Emotional Evidence: - Can we use the arts to collect and present research in more precise and thorough ways?

Research output: Contribution to conferenceConference abstract for conferenceResearch

Often, research focuses on communicating logos, here meaning arguments centered on ‘facts’ and ‘rational’ research results. But in questions of (in)equality, like when it comes to the analysis of (structural) discrimination, the affect and emotions experienced by the involved parties constitute an important part of the analyzed phenomenon. However, when researchers from the social sciences and humanities try to describe these pathos driven effects (pathos here meaning emotionally involved), we tend to resort to ‘data coding’, narrowing down our possible science communication to representing the words said by the interviewed parties in a structured logos-oriented manner. This method (that I myself have resorted to many times) can potentially lead to researchers not highlighting the more pathos-based part of the analyzed phenomenon, perhaps because such evidence is not seen as a valid part of a scientific approach or of science communication?

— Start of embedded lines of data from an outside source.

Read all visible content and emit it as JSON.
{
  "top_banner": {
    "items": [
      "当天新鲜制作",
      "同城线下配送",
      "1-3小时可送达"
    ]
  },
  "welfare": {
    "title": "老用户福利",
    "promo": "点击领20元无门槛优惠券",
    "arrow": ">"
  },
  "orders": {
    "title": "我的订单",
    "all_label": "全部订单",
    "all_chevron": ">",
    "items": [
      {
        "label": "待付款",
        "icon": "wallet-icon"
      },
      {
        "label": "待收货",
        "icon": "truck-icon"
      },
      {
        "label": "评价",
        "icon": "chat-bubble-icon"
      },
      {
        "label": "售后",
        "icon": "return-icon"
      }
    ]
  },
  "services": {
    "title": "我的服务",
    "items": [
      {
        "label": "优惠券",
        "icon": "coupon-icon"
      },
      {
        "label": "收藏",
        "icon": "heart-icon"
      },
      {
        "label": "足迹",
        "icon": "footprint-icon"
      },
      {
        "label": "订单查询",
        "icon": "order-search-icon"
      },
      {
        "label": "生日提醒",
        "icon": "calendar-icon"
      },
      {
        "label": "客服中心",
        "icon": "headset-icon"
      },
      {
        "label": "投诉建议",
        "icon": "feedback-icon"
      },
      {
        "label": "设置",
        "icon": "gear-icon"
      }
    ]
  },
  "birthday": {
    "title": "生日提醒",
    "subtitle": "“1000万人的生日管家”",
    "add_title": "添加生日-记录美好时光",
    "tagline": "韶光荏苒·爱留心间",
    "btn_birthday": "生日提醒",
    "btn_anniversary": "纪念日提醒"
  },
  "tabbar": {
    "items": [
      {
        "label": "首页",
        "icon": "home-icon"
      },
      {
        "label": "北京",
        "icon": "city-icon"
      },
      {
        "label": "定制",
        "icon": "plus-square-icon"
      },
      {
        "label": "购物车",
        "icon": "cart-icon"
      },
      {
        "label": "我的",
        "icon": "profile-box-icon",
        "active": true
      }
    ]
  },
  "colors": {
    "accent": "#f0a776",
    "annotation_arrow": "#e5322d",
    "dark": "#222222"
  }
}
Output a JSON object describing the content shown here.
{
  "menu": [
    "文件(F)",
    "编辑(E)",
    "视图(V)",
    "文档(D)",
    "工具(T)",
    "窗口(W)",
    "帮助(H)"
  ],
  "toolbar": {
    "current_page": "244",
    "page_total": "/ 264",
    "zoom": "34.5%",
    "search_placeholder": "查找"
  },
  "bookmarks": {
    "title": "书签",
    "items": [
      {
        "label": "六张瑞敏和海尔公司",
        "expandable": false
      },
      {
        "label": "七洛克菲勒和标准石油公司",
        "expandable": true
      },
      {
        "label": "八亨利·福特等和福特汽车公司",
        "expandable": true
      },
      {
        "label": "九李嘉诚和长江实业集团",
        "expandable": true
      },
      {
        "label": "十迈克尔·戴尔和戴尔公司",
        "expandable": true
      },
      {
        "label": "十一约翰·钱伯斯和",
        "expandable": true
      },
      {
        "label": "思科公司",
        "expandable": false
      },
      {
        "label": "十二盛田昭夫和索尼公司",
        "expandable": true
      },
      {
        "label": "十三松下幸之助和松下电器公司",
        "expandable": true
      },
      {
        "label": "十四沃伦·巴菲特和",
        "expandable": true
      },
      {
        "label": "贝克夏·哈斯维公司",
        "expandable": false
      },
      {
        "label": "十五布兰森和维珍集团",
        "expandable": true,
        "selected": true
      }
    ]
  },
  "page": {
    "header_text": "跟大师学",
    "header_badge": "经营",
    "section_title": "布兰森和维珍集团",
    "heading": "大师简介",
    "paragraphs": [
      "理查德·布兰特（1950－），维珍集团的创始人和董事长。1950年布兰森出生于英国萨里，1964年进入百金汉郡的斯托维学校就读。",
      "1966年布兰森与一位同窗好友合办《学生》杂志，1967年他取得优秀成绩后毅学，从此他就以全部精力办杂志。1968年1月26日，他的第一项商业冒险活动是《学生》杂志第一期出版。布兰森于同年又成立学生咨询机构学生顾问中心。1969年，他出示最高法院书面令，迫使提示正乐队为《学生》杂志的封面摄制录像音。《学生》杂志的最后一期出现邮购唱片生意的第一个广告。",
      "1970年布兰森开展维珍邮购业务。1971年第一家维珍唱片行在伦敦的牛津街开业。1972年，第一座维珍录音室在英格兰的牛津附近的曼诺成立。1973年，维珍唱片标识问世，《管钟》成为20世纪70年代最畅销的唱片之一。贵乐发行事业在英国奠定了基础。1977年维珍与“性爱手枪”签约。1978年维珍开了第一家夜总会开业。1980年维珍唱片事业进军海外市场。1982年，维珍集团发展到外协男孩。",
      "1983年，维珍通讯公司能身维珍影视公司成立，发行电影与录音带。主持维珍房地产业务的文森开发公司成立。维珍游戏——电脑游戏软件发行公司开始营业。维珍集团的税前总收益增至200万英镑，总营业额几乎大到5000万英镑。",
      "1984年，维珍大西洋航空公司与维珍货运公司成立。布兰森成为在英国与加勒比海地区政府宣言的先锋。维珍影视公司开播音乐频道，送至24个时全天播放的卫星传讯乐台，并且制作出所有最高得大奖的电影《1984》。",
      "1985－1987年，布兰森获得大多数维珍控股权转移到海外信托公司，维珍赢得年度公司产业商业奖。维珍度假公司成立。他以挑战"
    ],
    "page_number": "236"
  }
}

In short; I am very fascinated with the question of how researchers that work with human experiences can begin to incorporate affect and emotions into their data collection and in the presentation of their results.

Perhaps the aesthetics can help? Art, theatre and poetry is known for speaking to our emotions and the use of “poetic inquery” have already been presented as a way for the social sciences to better uncover emotional dimensions that could lead us to understand the human conditions more deeply and thoroughly (Prendergast 2009; Butler-Kisber & Stewart 2009). Poetry and the arts have also recently been presented as a potential tool to make problems such as the effects of climate change be better understood, not just in the scientific community, but also more broadly in society (Moser 2019). Working from a constructionist starting point, and thereby seeing research as not simple objective truths but as examples of “situated knowledge”, as philosopher Donna Haraway has called it (Haraway 1988), it is also worth asking whether such artistic representations could be a way for us researchers to make several perspectives and voices shown and felt via the presentation of our results.
My current questions are: Can we use formats known from the arts to better collect data that truly represent human experiences such as discrimination in our science communication? Can it be done without aestheticizing the experiences shared by our respondents in unfortunate ways? And how will the outside world react to such research, both within the research community (perhaps being provoked by the break with old traditions), but also outside the universities, where politicians in Denmark are currently attacking e.g., migration and gender studies for being too focused on ‘activism’, thereby not seeing them as ‘scientific’?

References
Butler-Kisber, Lynn & Mary Stewart (2009). “The Use of Poetry Clusters in Poetic Inquiry”, Poetic Inquiry – Vibrant Voices in the Social Sciences, Monica Pendergast, Carl Leggo & Pauline Sameshima (eds.), Rotterdam/Boston/Taipei, Sense Publishers

Haraway, Donna (1988). “Situated Knowledges: The Science Question in Feminism and the Privilege of Partial Perspective”, Feminist Studies, Vol. 14, No. 3 (Autumn, 1988), 575-599.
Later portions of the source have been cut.